Nos mapas celestiais, por exemplo, Fairburn inspira-se na divisão em círculos concêntricos, que partem do centro do mapa em direção à extremidade, para “construir” seus retratos igualmente a partir de círculos de vários tamanhos, desenhando-os em camadas para sugerir linha e sombra através da transparência e da tonalidade. Olhando mais de perto, os detalhes de cada rosto misturam-se com várias das estrelas que aparecem marcadas no mapa. É como se ele encontrasse uma nova constelação, mais abrangente e imperceptível ao olhar, que revela uma face celestial por detrás da conjunção de várias constelações conhecidas.

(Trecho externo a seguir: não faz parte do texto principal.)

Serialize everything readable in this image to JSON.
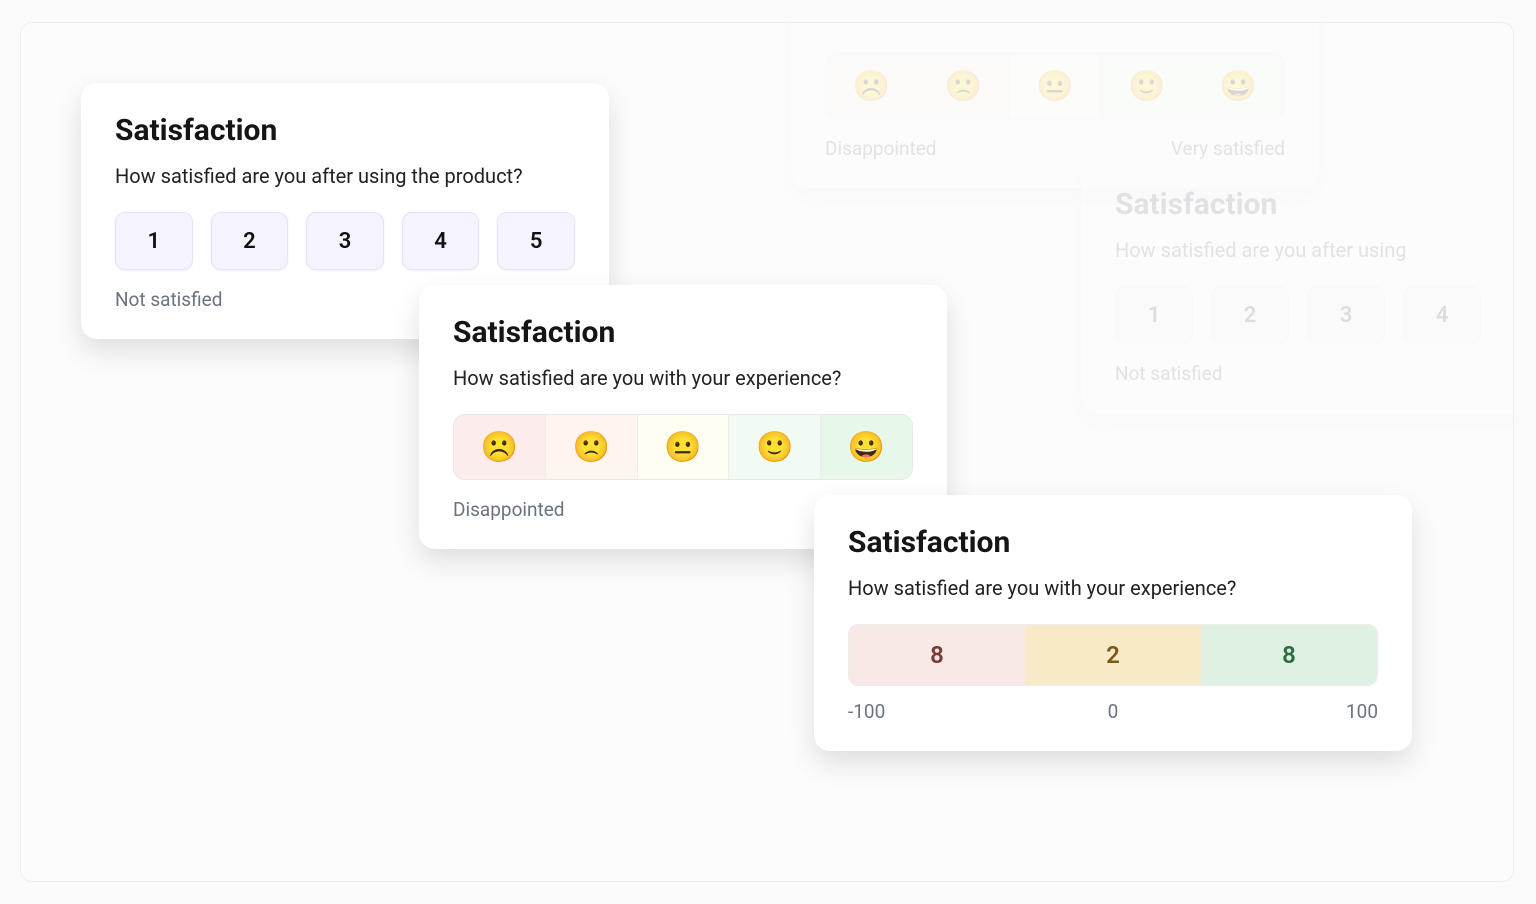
{
  "cards": {
    "numeric": {
      "title": "Satisfaction",
      "question": "How satisfied are you after using the product?",
      "options": [
        "1",
        "2",
        "3",
        "4",
        "5"
      ],
      "caption_left": "Not satisfied"
    },
    "emoji": {
      "title": "Satisfaction",
      "question": "How satisfied are you with your experience?",
      "emojis": [
        "☹️",
        "🙁",
        "😐",
        "🙂",
        "😀"
      ],
      "caption_left": "Disappointed",
      "caption_right": "Very satisfied"
    },
    "nps": {
      "title": "Satisfaction",
      "question": "How satisfied are you with your experience?",
      "segments": [
        "8",
        "2",
        "8"
      ],
      "labels": {
        "left": "-100",
        "mid": "0",
        "right": "100"
      }
    },
    "bg_numeric": {
      "title": "Satisfaction",
      "question": "How satisfied are you after using",
      "options": [
        "1",
        "2",
        "3",
        "4"
      ],
      "caption_left": "Not satisfied"
    }
  }
}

What if it were true that nature speaks in signs and that the secret to understanding its language consists in noticing similarities in shape or form?
Jeremy Narby
A seguir, exemplos de uma série de trabalhos figurativos que representam um estudo conjunto dos atributos físicos de um terreno e das características de um rosto humano. O que o ilustrador faz, como ele mesmo diz, é tentar “sincronizar os dois, encontrando similaridades entre os padrões“, antes de começar a desenhar o retrato e construir as tonalidades. “A ênfase é colocada na textura ‘fragmentada’ da pele, um processo que tem encorajado” seu trabalho a evoluir a partir do preenchimento do papel comum para uma “potencial ocupação de outras superfícies pré-fragmentadas ou pré-modeladas“.
Depois de apreciar o trabalho de Ed Farburn, posso afirmar que adoraria ter não apenas uma, mas várias de suas obras ocupando as paredes de meu apartamento. E sei que passaria um bom tempo contemplando-as sem nenhuma pressa.